Each bespoke Kwatani screen is then put though a full factory acceptance test. This is where the FEA results are validated using the company’s data acquisition system. Test and measurement data is stored to capture the precise operating performance levels of each machine during the factory acceptance test. A detailed test certificate is issued that captures all the important measurements of each machine, which is then signed off by the design engineer. This can later be compared with measurements taken on site to deter- mine what influence the building structure and run-of-mine ore have on the machine.

“Another recent test campaign involves the use of real-time RFID tracers to track screening performance as mechanical parameters are changed on a test screen,” adds De Villiers. “In partnership with another OEM, we have constructed material samples, each with a particular weight, size and shape, which can be put into a working plant to see how each RFID tracer particle moves within the ore body being processed.

“It is interesting to see how these particles mix with the surrounding ore body particles and how they move through the bed depth. We can follow the speed and flow of each particle and accurately quantify the dis- charge speed of the unit. This enables us to optimise the screen dynamics to make sure that processing speeds accurately match the design,” De Villiers explains.

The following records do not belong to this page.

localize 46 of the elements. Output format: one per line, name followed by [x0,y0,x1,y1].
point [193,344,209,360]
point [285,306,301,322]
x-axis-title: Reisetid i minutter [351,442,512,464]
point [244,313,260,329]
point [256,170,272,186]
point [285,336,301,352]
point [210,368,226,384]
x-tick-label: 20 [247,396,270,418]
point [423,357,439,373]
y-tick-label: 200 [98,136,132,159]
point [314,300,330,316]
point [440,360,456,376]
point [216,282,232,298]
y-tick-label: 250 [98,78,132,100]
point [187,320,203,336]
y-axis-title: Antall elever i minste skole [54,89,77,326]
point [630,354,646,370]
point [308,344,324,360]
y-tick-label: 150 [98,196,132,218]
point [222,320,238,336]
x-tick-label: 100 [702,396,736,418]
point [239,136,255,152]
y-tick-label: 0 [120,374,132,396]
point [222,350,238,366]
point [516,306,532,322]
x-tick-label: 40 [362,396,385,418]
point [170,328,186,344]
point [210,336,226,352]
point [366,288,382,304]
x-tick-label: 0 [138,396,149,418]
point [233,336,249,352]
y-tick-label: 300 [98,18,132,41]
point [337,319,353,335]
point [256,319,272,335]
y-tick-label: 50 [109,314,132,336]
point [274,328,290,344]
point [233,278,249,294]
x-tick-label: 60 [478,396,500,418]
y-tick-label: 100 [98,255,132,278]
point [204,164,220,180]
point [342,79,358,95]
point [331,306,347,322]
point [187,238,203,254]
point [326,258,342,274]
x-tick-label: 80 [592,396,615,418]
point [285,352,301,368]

“Often, we get to site and the ore body is very different to that specified for design purposes. So continuous optimisation is as important as initial design to ensure that the expected performance of the screen can be realised on an ongoing basis,” says Van der Walt.

“After installation and commissioning is completed by our experienced service teams, feedback from the plant is evaluated against the customer’s initial expectations. Our onsite teams can then assist with further optimisation, if required, and are available to perform routine comprehensive on-site assessments and surveys on any other existing plant equipment,” she tells MechChem Africa.

Mega plants: pushing the envelope

Processing capacity requirements on key equipment such as screens, feeders and crushers have now increased to thousands of tons per hour. Kwatani’s bespoke approach stands out with respect to the optimisation and integration of these plant designs. “It is typical for these mega plants to run at a lower cost per ton, but only if reliable equipment is used to ensure low lifecycle costs and minimum downtime. It doesn’t help if a plant that can process several thousands of tons per hour sits idle because of unreliability,” Van der Walt points out.

One of Kwatani’s flagship installations is a scalping screen that can process up to 7 000 t/h of iron ore through panels with 80 mm apertures and a top feed size capacity of 400 to 500 mm. “These screens use Kwatani’s own design for the rubber scalping panels, which can withstand the heavy forces and impacts associated with the large top feed sizes. We have also designed, manufactured and installed several 14-foot wide screens. Our approach gives processing plant EPC an easily implementable solution: for single line processing streams; to add redundancy via high capacity standby units; and/or to simplify the associated bulk materials handling systems,” she notes.

“With mega plants, it is more important than ever to come up with best-fit design solutions that balance the needs of the ore, the panel materials, the mechanical dynamics and the structural design. We believe our bespoke approach gives us the edge when it comes to implementing robust solutions that offer long wear life and absolute minimum downtime,” Van der Walt concludes.